La vicesecretaria de Acción Social del PP de Melilla denuncia la parálisis del sistema estatal de reparto de menores migrantes, que no ha ejecutado ni un solo traslado desde la declaración de contingencia. “No es eficaz, no es justo y no vela por el menor”, afirma.

“Ya lo advertimos desde el Partido Popular”. Con esta frase, Randa Mohamed, vicesecretaria de Acción Social del PP de Melilla y consejera de Políticas Sociales del Ejecutivo local, ha vuelto a encender las alarmas sobre el sistema de reparto de menores migrantes impulsado por el Gobierno central. Un modelo que, según denuncia, no solo está fallando en su ejecución, sino que está generando una sobrecarga insostenible en los centros de acogida y en el personal que los sostiene.

Desde que se declaró la contingencia migratoria el pasado 29 de agosto en Canarias, Ceuta y Melilla, no se ha producido ni un solo traslado efectivo a la península. La cifra es contundente: treinta expedientes incoados, cinco resueltos, cero desplazamientos. Y no por errores burocráticos, como ha insinuado la Delegación del Gobierno. Según Mohamed, dos de los casos resultaron ser adultos tras las pruebas de edad, y otro ya estaba acogido antes de la contingencia. El resto, atrapado en un limbo administrativo que no avanza.

La dirigente popular no se limita a señalar la lentitud del proceso. Va más allá: “Este sistema no está velando por los intereses del menor, que deberían ser la prioridad de cualquier responsable público”. En su crítica, hay una doble preocupación: la carga laboral que soportan los trabajadores de los centros y de la propia consejería, y la falta de garantías para los menores que esperan ser reubicados.

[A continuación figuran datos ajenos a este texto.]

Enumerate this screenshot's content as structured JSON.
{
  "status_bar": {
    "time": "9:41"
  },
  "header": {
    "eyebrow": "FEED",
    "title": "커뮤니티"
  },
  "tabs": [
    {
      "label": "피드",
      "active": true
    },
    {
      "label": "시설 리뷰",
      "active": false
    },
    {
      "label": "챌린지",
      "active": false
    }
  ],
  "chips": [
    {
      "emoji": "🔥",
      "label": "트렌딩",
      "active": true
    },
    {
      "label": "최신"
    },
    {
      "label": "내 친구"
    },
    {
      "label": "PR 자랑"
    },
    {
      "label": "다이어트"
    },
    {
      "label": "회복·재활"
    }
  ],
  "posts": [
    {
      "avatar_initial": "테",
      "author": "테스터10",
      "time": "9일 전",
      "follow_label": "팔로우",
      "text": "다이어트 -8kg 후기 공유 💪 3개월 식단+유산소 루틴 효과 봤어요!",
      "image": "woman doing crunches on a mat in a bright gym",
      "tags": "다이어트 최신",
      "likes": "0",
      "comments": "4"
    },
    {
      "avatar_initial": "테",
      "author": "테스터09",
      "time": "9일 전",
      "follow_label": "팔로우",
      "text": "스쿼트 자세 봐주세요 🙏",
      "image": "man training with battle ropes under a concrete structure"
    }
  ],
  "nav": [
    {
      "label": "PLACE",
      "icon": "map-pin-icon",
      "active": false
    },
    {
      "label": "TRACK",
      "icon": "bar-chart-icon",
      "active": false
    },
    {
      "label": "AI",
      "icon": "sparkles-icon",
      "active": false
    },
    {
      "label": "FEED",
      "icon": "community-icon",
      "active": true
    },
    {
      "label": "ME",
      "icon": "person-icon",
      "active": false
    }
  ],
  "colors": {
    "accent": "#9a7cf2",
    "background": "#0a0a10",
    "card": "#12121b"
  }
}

Pese a ello, Mohamed subraya que el Gobierno local está actuando con “lealtad institucional”. Se han activado todos los recursos disponibles —humanos, materiales, logísticos— para que, cuando los traslados se autoricen, se hagan de forma segura y digna. Pero la pregunta que lanza al aire es directa: ¿cómo piensa el ministro Ángel Víctor Torres cumplir su compromiso de reubicar a 24 menores en diez días, cuando el sistema está paralizado?

La crítica se vuelve estructural. Para Mohamed, el origen del problema está en el Real Decreto que regula el reparto. “No ofrece soluciones reales ni sostenibles”, afirma. Y lo que es más grave: excluye del reparto a dos de las comunidades más ricas del país, Cataluña y el País Vasco, lo que para la dirigente popular responde a “fines electoralistas”.

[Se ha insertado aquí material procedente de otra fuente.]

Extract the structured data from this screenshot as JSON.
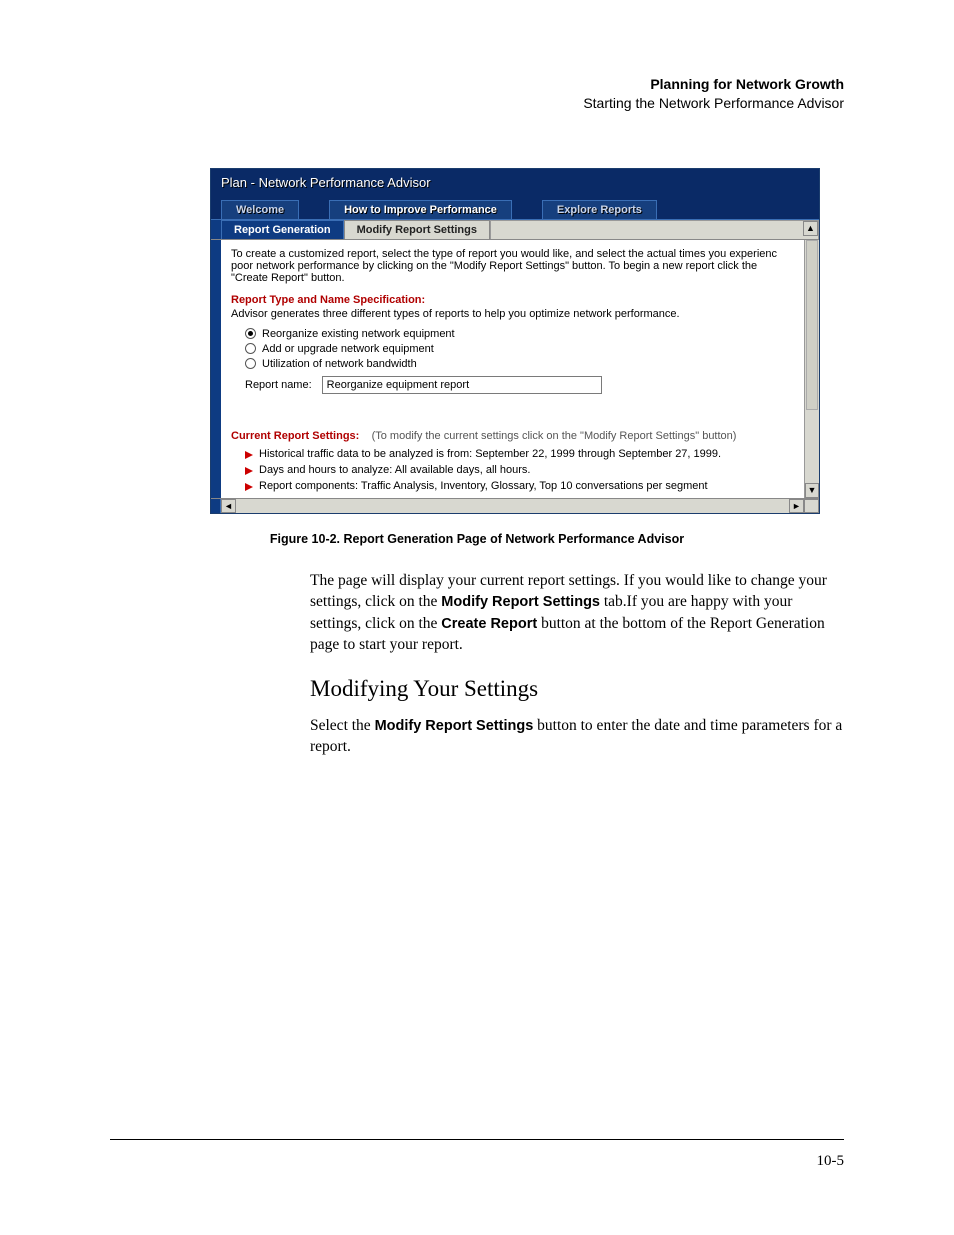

El PP de Melilla acata la norma, pero no la comparte. “Somos un gobierno serio”, remarca Mohamed, “pero seguimos denunciando que este RD es arbitrario y tiende a colapsar los sistemas de protección de algunos territorios”.

En Melilla, donde cada expediente migratorio es también una historia humana, el debate no es solo técnico. Es ético, institucional y urgente. Y mientras las cifras se estancan, la pregunta sigue sin respuesta: ¿quién vela realmente por los menores?